You can probably already feel that chill in the air that reminds you of what is coming for most of us in the contiguous United States. November will give way to December, and autumn will give way to winter. That means it is time to break out the heavy coats and sweaters and to start budgeting in a little extra every month for heating costs. Depending on the ferocity of winter, those heating costs can reach unseemly heights, which is why it is important to consider alternative methods that will not only save you money in the long run, but that will ultimately be better for the environment.

Increase insulation and use recycled materials

If you have ever noticed a dramatic difference in temperature between one room and another in your home, you may need an extra layer of insulation in the walls. The process is not a particularly easy one, but the end result will see your energy usage decreasing by simply getting more out of what you use. When considering material for insulation, give special consideration to recycled denim; most brands contain as much as 80 percent post-consumer recycled material, meaning that you are helping reduce waste while reducing your energy bills.

Install a pellet stove

Pellet stoves are a great way to reduce reliance on fossil fuels and save money on heating in the long run. The pellets used for these stoves are made of sawdust, switchgrass or wood chips, meaning that you’re using a renewable resource instead of oil. While pellet stoves can be somewhat expensive and pellets cost slightly more than natural wood for wood-burning stoves, they emit very little in the way of CO2 and are a significantly lesser fire risk.

Invest in solar energy

The cost of solar energy has been steadily decreasing, meaning that there has never been a better time to invest in a solar energy system for your home. While the up-front cost of installing solar panels can be in the low-to-mid five-figure range, it takes as little as 10 years to see a return on the investment, and it will also ultimately increase the resale value of your home. Active solar heating can provide for the vast majority of your home’s heating needs, and it’s a completely green method of doing so.

Consider geothermal heating

Geothermal heating obtains energy from the earth’s consistently warm temperature, requiring considerably less energy than an air-sourced HVAC system that has to reheat the cold air. This system also requires a hardy investment that is recouped within a decade of installation and adds to the resale value of your home. According to the U.S. Department of Energy, geothermal heat pumps run to a maximum efficiency level of 600 percent on cold winter nights, which compares favorably to the 250 percent max efficiency of air-source heat pumps. The life of these systems is estimated at about 25 years for the components inside your home and 50 years for ground loop components that gather heat from the earth.

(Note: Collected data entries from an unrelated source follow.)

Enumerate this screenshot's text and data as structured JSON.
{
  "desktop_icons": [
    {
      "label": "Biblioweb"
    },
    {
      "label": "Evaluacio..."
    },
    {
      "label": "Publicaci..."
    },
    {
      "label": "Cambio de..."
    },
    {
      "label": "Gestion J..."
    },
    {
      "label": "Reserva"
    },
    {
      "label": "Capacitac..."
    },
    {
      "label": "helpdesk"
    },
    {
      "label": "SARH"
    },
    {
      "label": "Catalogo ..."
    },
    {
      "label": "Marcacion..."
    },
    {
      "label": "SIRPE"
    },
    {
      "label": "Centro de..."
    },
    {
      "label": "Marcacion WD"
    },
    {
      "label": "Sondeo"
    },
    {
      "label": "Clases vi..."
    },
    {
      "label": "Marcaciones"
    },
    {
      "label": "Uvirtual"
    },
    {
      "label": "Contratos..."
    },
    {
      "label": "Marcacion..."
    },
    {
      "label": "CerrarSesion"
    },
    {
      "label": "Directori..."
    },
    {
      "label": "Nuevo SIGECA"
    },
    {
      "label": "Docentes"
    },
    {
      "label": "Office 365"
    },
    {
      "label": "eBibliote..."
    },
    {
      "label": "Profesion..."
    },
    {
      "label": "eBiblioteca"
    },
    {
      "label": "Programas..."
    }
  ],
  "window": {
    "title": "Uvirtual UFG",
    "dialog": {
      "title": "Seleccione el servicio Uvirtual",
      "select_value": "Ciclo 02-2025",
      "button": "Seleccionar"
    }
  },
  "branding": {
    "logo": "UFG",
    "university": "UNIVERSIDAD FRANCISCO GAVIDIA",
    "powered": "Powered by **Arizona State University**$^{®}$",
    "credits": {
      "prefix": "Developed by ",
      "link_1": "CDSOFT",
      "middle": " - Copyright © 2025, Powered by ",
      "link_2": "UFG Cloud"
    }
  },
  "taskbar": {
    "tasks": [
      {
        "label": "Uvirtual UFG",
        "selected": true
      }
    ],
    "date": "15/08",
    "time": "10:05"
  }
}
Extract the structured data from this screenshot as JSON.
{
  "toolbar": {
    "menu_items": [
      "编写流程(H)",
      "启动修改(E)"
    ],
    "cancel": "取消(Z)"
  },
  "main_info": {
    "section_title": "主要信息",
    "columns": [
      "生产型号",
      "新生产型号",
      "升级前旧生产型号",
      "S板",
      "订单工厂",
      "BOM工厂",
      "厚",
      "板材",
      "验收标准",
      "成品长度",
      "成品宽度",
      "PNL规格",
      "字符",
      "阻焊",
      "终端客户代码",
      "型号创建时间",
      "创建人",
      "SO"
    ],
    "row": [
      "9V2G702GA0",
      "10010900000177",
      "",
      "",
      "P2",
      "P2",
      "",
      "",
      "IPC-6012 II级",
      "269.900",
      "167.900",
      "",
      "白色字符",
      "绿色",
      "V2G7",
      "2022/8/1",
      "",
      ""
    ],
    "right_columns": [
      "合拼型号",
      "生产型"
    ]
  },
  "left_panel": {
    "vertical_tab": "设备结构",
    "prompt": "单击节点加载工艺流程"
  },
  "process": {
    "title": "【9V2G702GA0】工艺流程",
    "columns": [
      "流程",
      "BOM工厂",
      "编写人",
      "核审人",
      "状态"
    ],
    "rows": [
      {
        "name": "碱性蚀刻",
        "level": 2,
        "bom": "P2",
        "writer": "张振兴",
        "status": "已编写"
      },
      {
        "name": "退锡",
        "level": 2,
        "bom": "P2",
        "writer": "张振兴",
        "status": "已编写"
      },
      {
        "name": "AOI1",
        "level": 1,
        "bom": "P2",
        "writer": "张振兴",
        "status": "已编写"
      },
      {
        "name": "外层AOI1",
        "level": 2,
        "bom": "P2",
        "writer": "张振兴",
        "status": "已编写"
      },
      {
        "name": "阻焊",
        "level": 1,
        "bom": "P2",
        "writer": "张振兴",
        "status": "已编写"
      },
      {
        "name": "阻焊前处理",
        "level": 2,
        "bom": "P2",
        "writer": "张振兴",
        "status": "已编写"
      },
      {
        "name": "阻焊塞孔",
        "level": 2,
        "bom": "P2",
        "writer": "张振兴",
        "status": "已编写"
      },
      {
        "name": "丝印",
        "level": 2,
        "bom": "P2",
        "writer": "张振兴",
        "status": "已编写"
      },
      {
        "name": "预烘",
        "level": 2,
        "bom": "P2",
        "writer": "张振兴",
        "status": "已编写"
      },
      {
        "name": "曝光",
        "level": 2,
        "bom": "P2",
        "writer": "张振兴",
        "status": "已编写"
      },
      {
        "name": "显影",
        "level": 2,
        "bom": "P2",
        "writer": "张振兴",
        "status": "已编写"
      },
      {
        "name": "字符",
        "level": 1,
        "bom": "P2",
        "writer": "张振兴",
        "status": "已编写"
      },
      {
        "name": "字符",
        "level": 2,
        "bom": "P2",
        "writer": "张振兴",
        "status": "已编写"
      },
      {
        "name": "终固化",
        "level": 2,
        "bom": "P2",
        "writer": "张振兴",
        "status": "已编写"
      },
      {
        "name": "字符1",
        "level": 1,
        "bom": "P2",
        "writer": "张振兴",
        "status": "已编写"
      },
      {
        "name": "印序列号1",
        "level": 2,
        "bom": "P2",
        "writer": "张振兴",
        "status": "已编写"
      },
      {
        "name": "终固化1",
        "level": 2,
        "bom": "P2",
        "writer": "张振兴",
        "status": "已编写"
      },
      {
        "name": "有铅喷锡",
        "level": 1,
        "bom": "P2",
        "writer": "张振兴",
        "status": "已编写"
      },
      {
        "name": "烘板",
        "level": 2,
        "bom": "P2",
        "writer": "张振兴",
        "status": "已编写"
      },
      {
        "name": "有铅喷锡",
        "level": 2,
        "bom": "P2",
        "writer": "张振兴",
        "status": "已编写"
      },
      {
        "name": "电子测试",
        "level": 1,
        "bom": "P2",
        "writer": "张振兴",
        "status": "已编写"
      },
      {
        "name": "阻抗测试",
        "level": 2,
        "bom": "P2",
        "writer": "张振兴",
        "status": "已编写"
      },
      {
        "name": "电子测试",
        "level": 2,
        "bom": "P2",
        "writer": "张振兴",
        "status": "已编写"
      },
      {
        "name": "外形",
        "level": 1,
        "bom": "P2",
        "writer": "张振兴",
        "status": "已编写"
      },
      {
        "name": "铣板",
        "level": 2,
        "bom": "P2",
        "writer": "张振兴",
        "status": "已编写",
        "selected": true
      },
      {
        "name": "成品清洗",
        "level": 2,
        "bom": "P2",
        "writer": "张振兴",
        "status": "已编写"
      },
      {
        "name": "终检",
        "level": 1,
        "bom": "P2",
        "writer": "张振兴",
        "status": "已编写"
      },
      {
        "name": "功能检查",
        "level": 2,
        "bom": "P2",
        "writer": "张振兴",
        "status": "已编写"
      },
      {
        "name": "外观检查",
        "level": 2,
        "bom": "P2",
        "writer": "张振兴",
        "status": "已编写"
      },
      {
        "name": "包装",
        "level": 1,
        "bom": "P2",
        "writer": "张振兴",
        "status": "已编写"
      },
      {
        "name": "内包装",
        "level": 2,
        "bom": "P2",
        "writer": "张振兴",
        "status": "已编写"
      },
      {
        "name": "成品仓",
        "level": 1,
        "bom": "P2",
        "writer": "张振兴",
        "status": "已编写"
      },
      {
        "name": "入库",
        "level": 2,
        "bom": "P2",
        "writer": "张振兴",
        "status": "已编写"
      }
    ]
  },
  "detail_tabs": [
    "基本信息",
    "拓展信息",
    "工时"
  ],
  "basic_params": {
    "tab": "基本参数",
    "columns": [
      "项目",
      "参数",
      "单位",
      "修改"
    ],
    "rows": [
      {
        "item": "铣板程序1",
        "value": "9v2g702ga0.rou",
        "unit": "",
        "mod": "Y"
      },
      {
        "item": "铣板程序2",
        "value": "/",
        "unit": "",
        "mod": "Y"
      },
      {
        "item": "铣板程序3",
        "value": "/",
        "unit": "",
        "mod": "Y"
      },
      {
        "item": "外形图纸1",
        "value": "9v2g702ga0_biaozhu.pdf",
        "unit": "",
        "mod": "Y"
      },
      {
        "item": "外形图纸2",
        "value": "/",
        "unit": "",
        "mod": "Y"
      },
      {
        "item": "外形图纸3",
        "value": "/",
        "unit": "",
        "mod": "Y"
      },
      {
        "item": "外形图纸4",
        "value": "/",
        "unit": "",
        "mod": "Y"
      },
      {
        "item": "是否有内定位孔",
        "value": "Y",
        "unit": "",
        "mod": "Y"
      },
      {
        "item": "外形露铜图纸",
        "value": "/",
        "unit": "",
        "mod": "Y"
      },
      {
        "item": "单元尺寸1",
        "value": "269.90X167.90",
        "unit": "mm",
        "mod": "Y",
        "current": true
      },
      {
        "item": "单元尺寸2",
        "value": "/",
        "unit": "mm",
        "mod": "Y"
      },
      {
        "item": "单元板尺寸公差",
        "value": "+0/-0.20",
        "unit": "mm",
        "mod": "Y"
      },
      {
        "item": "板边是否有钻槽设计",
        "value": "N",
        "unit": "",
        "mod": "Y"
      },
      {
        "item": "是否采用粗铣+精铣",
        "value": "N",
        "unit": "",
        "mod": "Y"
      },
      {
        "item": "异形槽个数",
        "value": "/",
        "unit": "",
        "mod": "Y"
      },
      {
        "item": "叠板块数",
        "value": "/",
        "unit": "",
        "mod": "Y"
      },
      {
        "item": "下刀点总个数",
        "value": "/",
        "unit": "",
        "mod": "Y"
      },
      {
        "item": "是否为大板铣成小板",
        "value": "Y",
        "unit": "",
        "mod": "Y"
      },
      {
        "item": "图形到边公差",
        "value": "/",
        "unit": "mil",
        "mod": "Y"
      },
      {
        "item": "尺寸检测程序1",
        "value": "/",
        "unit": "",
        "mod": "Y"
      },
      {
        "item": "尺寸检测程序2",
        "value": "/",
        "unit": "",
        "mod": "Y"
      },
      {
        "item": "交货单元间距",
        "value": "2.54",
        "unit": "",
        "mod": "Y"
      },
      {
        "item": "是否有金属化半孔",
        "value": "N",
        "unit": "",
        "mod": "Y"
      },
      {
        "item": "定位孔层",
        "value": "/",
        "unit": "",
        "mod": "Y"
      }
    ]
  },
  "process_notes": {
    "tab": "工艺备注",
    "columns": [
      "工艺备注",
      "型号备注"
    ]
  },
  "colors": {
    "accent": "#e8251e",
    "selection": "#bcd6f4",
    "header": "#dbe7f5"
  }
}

Be smart with what you have

If it is too soon to consider replacing your HVAC system or re-insulating your home, make the most out of what you have. Install a programmable thermostat to adjust heat for the times where you are not home, which helps reduce the energy that would be consumed by simply turning off the heat and reheating the air at a later time. Roll up old bath towels and stuff them in front of your doors to close up drafts and lock in heat. If you have a small home, space heaters are simple and efficient ways to stay warm without being overly reliant on the thermostat, and bundling up in blankets and wearing warmer clothes around the house helps keep usage low.

There are a number of ways to save money and energy this winter, and the most effective methods largely depend on your needs. Assess your home heating situation before the season changes and make necessary adjustments for a warmer winter season.